Une page d’histoire inédite

(Le Gaulois, 27 octobre 1880)

Tout le monde connaît la célèbre phrase de Pascal sur le grain de sable qui changea les destinées de l’univers en arrêtant la fortune de Cromwell. Ainsi, dans ce grand hasard des événements qui gouverne les hommes et le monde, un fait bien petit, le geste désespéré d’une femme décida le sort de l’Europe en sauvant la vie du jeune Napoléon Bonaparte, celui qui fut le grand Napoléon. C’est une page d’histoire inconnue (car tout ce qui touche à l’existence de cet être extraordinaire est de l’histoire), un vrai drame corse, qui faillit devenir fatal au jeune officier, alors en congé dans sa patrie.
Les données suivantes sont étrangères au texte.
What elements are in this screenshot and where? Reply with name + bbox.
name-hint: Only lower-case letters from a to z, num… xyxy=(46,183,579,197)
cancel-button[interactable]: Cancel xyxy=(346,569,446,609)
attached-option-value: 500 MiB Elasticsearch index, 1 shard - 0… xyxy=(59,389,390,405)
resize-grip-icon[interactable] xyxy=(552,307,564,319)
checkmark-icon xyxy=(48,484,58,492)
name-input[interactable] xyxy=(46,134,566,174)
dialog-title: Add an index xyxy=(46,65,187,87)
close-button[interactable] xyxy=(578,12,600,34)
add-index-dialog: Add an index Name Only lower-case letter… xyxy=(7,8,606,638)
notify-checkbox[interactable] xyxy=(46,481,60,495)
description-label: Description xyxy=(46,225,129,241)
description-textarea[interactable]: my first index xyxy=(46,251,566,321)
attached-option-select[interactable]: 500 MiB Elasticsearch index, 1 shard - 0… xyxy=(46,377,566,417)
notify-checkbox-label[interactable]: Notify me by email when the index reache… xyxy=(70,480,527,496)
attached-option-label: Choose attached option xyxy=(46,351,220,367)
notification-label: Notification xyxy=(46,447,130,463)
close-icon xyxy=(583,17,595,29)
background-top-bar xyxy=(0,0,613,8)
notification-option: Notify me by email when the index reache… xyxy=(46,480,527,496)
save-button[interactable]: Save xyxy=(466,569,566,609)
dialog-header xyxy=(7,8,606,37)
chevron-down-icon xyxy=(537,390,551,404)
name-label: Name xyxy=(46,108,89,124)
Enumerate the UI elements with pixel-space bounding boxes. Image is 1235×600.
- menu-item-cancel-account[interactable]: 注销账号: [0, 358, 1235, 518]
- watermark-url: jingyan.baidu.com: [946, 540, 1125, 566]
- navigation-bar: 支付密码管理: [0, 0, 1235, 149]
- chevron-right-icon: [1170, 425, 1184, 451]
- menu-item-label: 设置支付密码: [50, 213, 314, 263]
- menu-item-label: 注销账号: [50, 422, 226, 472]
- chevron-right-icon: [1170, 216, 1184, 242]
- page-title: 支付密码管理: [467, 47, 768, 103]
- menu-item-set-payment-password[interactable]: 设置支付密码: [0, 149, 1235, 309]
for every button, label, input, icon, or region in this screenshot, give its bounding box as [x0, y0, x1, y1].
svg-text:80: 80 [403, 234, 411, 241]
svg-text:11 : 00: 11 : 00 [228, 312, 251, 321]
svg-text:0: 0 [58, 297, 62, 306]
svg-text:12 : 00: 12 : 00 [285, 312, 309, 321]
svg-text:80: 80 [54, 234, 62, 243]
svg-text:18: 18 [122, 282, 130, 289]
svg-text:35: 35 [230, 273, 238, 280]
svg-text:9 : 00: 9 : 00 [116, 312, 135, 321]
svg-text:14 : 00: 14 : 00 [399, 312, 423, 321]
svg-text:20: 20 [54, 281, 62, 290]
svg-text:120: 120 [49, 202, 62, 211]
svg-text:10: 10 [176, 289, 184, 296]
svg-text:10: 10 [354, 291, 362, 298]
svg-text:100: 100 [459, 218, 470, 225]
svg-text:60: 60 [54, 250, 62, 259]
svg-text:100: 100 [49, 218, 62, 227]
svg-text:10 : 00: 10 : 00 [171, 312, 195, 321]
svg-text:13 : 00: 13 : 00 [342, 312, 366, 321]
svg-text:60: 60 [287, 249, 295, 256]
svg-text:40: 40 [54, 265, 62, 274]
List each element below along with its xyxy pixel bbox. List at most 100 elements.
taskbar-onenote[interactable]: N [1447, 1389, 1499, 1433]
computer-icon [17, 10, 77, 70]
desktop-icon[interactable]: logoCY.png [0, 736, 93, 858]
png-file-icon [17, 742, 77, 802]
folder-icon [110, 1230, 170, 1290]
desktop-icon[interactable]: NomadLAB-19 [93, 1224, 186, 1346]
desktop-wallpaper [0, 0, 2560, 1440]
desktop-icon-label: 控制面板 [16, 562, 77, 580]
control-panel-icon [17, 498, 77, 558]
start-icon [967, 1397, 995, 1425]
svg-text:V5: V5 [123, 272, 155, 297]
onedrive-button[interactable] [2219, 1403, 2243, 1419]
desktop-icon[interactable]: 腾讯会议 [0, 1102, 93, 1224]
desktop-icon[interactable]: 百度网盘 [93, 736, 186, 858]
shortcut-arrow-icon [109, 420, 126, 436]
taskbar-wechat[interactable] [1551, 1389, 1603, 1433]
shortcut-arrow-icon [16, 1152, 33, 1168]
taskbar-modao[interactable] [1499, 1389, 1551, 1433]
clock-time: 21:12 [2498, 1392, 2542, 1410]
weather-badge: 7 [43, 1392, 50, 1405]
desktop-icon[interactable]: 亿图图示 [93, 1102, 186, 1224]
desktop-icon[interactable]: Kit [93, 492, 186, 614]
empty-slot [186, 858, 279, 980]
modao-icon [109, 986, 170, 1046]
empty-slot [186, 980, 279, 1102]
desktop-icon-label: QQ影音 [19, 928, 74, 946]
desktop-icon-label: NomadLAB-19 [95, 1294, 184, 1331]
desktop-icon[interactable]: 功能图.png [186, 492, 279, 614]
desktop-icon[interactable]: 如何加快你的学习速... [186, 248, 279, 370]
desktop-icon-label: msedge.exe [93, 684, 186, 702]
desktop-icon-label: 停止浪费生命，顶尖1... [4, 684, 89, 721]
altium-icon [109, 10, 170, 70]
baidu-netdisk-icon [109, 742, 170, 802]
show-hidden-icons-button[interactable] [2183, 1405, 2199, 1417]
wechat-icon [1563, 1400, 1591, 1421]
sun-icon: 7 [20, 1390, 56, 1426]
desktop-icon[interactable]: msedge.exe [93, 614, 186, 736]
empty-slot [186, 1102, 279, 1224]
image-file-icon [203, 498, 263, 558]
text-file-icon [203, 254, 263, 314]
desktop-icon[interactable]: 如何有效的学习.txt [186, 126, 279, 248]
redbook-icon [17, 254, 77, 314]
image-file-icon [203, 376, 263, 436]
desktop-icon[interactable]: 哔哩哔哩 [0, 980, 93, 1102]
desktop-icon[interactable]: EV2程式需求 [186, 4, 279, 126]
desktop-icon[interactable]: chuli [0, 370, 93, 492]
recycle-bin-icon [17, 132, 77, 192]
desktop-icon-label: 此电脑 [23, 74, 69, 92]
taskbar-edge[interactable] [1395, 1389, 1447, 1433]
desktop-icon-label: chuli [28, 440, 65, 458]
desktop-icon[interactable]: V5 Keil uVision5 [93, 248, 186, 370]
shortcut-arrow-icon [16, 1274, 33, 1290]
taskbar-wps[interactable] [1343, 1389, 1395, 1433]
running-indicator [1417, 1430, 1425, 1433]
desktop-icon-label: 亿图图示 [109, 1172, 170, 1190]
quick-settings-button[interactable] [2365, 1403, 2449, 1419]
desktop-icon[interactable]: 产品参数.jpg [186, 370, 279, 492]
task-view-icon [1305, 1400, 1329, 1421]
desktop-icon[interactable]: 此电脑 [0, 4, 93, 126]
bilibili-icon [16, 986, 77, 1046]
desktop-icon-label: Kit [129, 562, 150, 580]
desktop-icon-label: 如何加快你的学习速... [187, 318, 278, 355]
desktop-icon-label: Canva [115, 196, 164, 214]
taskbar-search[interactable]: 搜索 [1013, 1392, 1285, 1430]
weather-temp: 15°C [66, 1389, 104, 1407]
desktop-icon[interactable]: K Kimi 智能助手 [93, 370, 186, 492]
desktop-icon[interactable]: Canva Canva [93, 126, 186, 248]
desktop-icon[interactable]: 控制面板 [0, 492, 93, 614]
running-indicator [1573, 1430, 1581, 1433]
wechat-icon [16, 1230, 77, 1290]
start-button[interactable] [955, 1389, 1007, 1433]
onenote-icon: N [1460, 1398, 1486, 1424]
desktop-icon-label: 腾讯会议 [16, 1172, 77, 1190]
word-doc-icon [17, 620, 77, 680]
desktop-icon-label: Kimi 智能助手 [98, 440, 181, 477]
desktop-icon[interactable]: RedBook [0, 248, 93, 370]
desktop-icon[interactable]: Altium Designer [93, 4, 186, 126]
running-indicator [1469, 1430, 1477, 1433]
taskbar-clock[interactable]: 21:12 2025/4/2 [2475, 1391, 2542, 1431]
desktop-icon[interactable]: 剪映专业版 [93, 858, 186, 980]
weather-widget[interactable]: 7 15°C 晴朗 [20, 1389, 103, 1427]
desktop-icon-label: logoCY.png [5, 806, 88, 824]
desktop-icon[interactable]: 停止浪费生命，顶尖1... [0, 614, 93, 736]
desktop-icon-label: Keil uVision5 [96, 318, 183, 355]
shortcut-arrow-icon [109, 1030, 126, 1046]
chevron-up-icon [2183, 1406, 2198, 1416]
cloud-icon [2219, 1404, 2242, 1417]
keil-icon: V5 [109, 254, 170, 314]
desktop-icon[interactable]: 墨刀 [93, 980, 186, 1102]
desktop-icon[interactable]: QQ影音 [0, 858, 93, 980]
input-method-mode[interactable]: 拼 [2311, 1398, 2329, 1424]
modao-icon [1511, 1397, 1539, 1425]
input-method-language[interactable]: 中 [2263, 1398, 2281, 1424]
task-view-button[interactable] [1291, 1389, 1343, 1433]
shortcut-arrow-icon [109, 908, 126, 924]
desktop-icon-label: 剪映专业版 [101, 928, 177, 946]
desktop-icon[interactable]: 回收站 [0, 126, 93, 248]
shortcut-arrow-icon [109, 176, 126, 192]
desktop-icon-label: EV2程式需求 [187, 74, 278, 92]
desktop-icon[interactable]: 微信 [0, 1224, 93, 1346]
Le récit qui suit est de point en point authentique. Je l’ai écrit presque sous la dictée sans y rien changer, sans en rien omettre, sans essayer de le rendre plus "littéraire" ou plus dramatique, ne laissant que les faits tout seuls, tout nus, tout simples, avec tous les noms, tous les mouvements des personnages et les paroles qu’ils prononcèrent.

Une narration plus composée plairait peut-être davantage, mais ceci est de l’histoire, et on ne touche pas à l’histoire. Je tiens ces détails directement du seul homme qui a pu les puiser aux sources, et dont le témoignage a dirige l’enquête ouverte sur ces mêmes faits vers 1853, dans le but d’assurer l’exécution de legs stipulés par l’Empereur expirant à Sainte-Hélène.